Adeus Serra do Cervo!

Você que lê este blog já me viu desistir de escrever nele uma outra vez, mas pelo motivo de não encontrar uma história que valesse a pena. Depois voltei atrás por saudades de falar de terra, de bichos e de meu estado de espírito nas serras. Bem, agora é definitivo! Não voltarei mais a este espaço para descrever minha lida pelas serras do Cervo, simplesmente porque não mais estarei por lá. Se vier a escrever sobre minha longa jornada por cada recanto daquele refúgio o será em outro blog, mas para dizer das saudades, reminiscências e imagens indeléveis desta vivência. Este blog será como uma árvore esquecida na retina do viajante em um trem que dispara pelo campo. Ou como mais uma lápide no grande cemitério da web. Grato àqueles que me brindaram com sua leitura. Antes de fechar de vez este espaço farei uma última blogagem, em respeito aos que me seguem. Manterei, limitadamente, o blog http://levileonel.blogspot.com

segunda-feira, 23 de novembro de 2009

O Elmo e as Armas de Joaquim Tobias!

Sexta pegamos o carro e fomos a Espírito Santo do Dourado, onze quilômetros distante de casa.
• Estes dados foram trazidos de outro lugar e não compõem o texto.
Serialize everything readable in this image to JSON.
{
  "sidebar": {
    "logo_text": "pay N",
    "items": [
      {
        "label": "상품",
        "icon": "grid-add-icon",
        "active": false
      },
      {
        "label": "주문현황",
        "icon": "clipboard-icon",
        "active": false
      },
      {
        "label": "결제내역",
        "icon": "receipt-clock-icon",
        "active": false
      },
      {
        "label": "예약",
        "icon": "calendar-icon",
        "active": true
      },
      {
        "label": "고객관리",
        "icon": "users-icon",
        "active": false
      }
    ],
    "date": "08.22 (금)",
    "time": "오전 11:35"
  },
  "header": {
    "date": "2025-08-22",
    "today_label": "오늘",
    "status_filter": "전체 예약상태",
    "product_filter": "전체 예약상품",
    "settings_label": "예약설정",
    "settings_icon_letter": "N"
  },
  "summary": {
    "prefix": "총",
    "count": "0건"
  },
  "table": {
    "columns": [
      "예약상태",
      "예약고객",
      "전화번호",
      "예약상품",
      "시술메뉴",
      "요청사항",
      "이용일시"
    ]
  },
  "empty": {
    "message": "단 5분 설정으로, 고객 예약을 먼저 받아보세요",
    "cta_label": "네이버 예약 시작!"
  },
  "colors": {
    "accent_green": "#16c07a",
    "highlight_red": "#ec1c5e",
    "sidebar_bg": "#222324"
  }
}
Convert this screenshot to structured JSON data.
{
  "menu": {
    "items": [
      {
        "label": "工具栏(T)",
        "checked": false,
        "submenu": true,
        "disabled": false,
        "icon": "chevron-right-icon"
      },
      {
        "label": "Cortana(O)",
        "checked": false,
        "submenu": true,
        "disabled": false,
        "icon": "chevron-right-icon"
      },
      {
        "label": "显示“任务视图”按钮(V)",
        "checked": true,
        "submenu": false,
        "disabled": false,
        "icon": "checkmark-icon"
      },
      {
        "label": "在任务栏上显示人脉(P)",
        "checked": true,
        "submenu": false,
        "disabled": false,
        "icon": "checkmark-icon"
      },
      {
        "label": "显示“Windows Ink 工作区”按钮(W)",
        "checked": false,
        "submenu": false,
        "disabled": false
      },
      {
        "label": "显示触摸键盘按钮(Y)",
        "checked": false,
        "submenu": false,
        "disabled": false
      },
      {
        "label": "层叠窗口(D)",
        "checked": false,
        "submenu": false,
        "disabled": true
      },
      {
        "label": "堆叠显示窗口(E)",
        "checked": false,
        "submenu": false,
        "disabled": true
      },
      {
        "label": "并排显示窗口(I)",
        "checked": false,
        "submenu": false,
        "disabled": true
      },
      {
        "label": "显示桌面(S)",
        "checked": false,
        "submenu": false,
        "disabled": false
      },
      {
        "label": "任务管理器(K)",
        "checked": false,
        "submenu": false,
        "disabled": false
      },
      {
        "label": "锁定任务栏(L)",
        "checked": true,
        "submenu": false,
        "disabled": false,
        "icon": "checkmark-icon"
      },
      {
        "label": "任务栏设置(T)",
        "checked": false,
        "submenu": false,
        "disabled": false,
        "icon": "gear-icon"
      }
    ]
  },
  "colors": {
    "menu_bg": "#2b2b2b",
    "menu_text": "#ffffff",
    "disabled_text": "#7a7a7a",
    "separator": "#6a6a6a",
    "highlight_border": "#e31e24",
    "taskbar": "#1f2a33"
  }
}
Uma viagem curta e rápida por estradas poeticamente sinuosas, belas como uma pintura de Duchamp. Anoitecia. Os paralelepípedos da cidadezinha já se umedeciam de calmo sereno. As cores tendiam ao pastel. Estávamos em silêncio; sem saber exatamente o que se passava conosco. Que sentimentos tínhamos, vagando por nossos espíritos?

Chegamos em uma esquina; estacionamos perto de uma casa azul. Quatro ou cinco homens sentados na calçada, em frente a casa, nos olharam longamente, a mim e Vania, enquanto nos dirigíamos até lá. Olhavam sem ansiedade ou constrangimento; sabiam porque estávamos lá. Não havia mistério, talvez alguma dor em certo canto de nossos rostos, uma certa rigidez nas faces, mas nada muito vincado. Nos olhos certo aquecimento do espírito, nos gestos um comedimento que eu já experimentara três ou quatro vezes na vida. Tinha a ver – eu o sabia muito bem – com os ritos da morte. Daqueles homens conhecíamos o João. A fala calma, e de certo modo espremida, sai do peito de Vania: O Zé ligou falando do seu Joaquim; que caíra nas pedras...

O João: Não, Vania, foi entre o primeiro e o segundo portão lá da casa de vocês.

O outro: Falei para o Zé que não podia ficar daquele jeito, que a vida é assim mesmo, que tem que erguer a cabeça, que...

O João: Ele teve dores há uma semana, mas não quis ao médico...

Vania: Eram amiguinhos, dividiam tudo entre si, eram sócios em tudo que trabalhavam,  todas as rocinhas, do milho do feijão...

O outro: Eram...

João: Eram mesmo...

Eu: Tenho pena do Zé, que ficará sozinho...

Vania: Como deve ser difícil para o Zé, vê-lo ali naquela situação...

João: Encontrei ele lá no Ademir, cabeça baixa chorando, andando devagar...

O outro: Falei para o Zé que não podia ficar daquele jeito, que a vida é assim mesmo, que tem que erguer a cabeça, que...

Vania: O que será de seu cão e seus gatos e galinhas e vaquinhas e cavalinho...
Entramos na casa, sorumbáticos, silenciosos. Olhamos seu rosto sereno, quase tão sereno quanto quando andava lá em nosso bosque trabalhando sua roça de milho em sociedade com o Zé; Joaquim estava de camisa nova, uma daquelas que jamais usou no dia a dia; o caixão não lhe caía bem, não sei porque. Digo: Prefiro ficar com a imagem dele na serra. Vania desvia duas lágrimas com as costas das mãos.
Embaixo do caixão, colocados lado a lado, seu chapéu de palha amassado, suas botinas rijas e desgastadas e uma sacola com pertences. Penso - é incorrigível em mim - que faltava sua enxada amolada e um machado; tal como se enterravam os guerreiros em certas culturas, com seus pertences de combate. Do Joaquim vi seu elmo usado contra o sol, as botinas que lhes protegeram os pés da rudeza do chão. Mentalmente coloquei ali sua enxada e machado - as armas de um quixote lutador contra ervas daninhas e na faina de corrigir o chão para ali enfiar sementes. Também como Dom Quixote, Joaquim lutava contra alguns mal-feitos e desrazões - só não sei quais.
Adeus Joaquim Tobias! É melancólico que seus pés nunca mais amassem os torrões carpidos nas bordas da serra do Cervo!